Working with AI Agents

How to get AI coding agents to follow DevRail standards in your projects.

DevRail is designed so that AI coding agents (Claude Code, Cursor, OpenCode, Copilot, etc.) follow the same standards as human developers and CI pipelines. This page explains how to set it up and what to expect.

The Short Version

If your project already has DevRail files (Makefile, .devrail.yml, DEVELOPMENT.md), just tell your agent:

This project follows DevRail development standards. Read DEVELOPMENT.md before making changes. Run make check before marking any task complete.

That’s it. The agent instruction files (CLAUDE.md, AGENTS.md, etc.) already contain this directive, so agents that read them will follow DevRail automatically.

How It Works

DevRail communicates standards to agents through a hybrid shim pattern:

CLAUDE.md / AGENTS.md / .cursorrules / .opencode/agents.yaml
    │
    ├── Points to DEVELOPMENT.md (full standards reference)
    │
    └── Inlines 6 critical rules (minimum viable compliance)

Agents that follow cross-file references (like Claude Code) will read DEVELOPMENT.md and get the complete picture – language-specific tooling, Makefile contract, shell conventions, everything.

Agents that ignore cross-file references still get the six critical rules inlined directly in their instruction file. This ensures minimum compliance regardless of agent capability.

Setting Up a Project for Agent Use

Option A: Start from a Template

If you create a project from a DevRail template, all agent instruction files are already included. No additional setup needed.

Option B: Retrofit an Existing Project

If you have an existing project, follow the Retrofit Guide to add DevRail files. The agent instruction files are listed as optional, but they are required if you want agents to follow DevRail standards.

Copy all four shim files:

curl -O https://raw.githubusercontent.com/devrail-dev/github-repo-template/main/CLAUDE.md
curl -O https://raw.githubusercontent.com/devrail-dev/github-repo-template/main/AGENTS.md
curl -O https://raw.githubusercontent.com/devrail-dev/github-repo-template/main/.cursorrules
mkdir -p .opencode
curl -o .opencode/agents.yaml https://raw.githubusercontent.com/devrail-dev/github-repo-template/main/.opencode/agents.yaml

Option C: Point an Agent at DevRail Without Files

If you do not want to commit DevRail files yet, you can paste instructions directly into your agent’s context. Here is a prompt you can use:

You are working on a project that follows DevRail development standards (https://devrail.dev).

Key rules:

  1. Run make check before completing any task. This runs all linters, formatters, security scanners, and tests inside a Docker container.
  2. Use conventional commits: type(scope): description.
  3. Never install tools on the host. All tools run inside the ghcr.io/devrail-dev/dev-toolchain:v1 container via make targets.
  4. Respect .editorconfig formatting rules.

Available make targets:

  • make lint – run linters
  • make format – check formatting
  • make test – run tests
  • make security – run security scanners
  • make check – run everything

Languages are declared in .devrail.yml. The Makefile reads this file to determine which tools to run. See https://devrail.dev/docs/standards/ for per-language tool details.

Example Prompts

Retrofitting an existing project

I want to adopt DevRail standards in this project. Read https://devrail.dev/docs/getting-started/retrofit/ and follow the steps. This is a Ruby on Rails project, so set languages: [ruby] in .devrail.yml. After adding the DevRail files, run make check and fix any findings.

Ongoing development

Before you finish, run make check and fix any failures. Use conventional commit messages.

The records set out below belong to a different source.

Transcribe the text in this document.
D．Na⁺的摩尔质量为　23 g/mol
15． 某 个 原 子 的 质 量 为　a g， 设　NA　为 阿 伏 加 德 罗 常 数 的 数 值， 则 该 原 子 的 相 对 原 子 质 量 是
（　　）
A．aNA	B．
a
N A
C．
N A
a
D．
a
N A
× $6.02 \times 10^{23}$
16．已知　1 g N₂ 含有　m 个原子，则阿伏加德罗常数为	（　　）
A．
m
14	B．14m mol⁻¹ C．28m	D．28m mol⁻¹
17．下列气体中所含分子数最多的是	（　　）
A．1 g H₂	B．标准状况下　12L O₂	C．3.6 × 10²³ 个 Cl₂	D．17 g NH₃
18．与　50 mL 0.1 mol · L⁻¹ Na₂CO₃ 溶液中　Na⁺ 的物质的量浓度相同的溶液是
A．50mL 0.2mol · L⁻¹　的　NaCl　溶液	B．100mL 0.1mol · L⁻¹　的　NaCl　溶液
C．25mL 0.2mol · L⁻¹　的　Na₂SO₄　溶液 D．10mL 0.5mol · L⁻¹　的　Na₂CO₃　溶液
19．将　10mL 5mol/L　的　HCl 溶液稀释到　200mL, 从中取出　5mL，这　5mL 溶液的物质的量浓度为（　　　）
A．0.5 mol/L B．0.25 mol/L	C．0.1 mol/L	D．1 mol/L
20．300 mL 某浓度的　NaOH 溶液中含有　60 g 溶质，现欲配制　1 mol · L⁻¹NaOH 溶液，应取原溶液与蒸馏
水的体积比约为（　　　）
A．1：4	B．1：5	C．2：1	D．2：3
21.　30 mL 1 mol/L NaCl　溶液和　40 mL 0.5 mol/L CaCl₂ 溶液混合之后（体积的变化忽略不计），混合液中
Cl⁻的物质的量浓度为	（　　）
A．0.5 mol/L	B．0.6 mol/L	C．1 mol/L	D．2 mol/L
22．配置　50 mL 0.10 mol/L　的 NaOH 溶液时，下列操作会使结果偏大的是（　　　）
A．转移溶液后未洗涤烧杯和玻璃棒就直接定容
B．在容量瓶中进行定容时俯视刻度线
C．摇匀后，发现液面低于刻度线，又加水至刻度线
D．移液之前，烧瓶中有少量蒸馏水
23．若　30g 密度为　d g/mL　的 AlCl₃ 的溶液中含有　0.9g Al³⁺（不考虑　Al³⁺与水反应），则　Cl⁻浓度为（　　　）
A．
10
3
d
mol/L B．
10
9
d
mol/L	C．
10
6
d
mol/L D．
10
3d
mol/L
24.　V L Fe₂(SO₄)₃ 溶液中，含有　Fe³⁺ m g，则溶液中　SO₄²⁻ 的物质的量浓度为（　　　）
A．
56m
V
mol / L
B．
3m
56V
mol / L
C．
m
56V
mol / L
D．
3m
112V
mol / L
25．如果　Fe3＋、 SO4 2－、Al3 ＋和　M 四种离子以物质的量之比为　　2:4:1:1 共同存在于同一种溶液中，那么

Explaining what DevRail does

Read https://devrail.dev/docs/standards/ and tell me which tools will run for my project based on the languages in .devrail.yml.

What Agents See

When an agent reads the project’s CLAUDE.md (or equivalent), it learns:

  1. DEVELOPMENT.md is the canonical reference. It contains the full Makefile contract, per-language tooling, shell conventions, and logging standards.
  2. Six critical rules must always be followed. These are inlined so the agent cannot miss them.
  3. make check is the single gate. No task is complete until it passes.
  4. Everything runs in Docker. The agent should never try to install tools on the host.

Verifying Agent Compliance

After an agent completes a task, check that it followed DevRail:

CheckWhat to look for
Commit messagesFollow type(scope): description format
make checkAgent ran it and it passes
No host tool installsAgent did not run pip install, gem install, npm install -g, etc. for linting/formatting tools
.editorconfig respectedIndentation, line endings, and trailing whitespace match project rules

If an agent consistently ignores standards, add the critical rules directly to its system prompt or context window rather than relying on file references.

Which File Does My Agent Read?

AgentInstruction File
Claude CodeCLAUDE.md
Cursor.cursorrules
OpenCode.opencode/agents.yaml
Other / genericAGENTS.md

All four files contain identical content in different formats. You only need the file(s) for the agent(s) you use, but shipping all four costs nothing and covers future tool changes.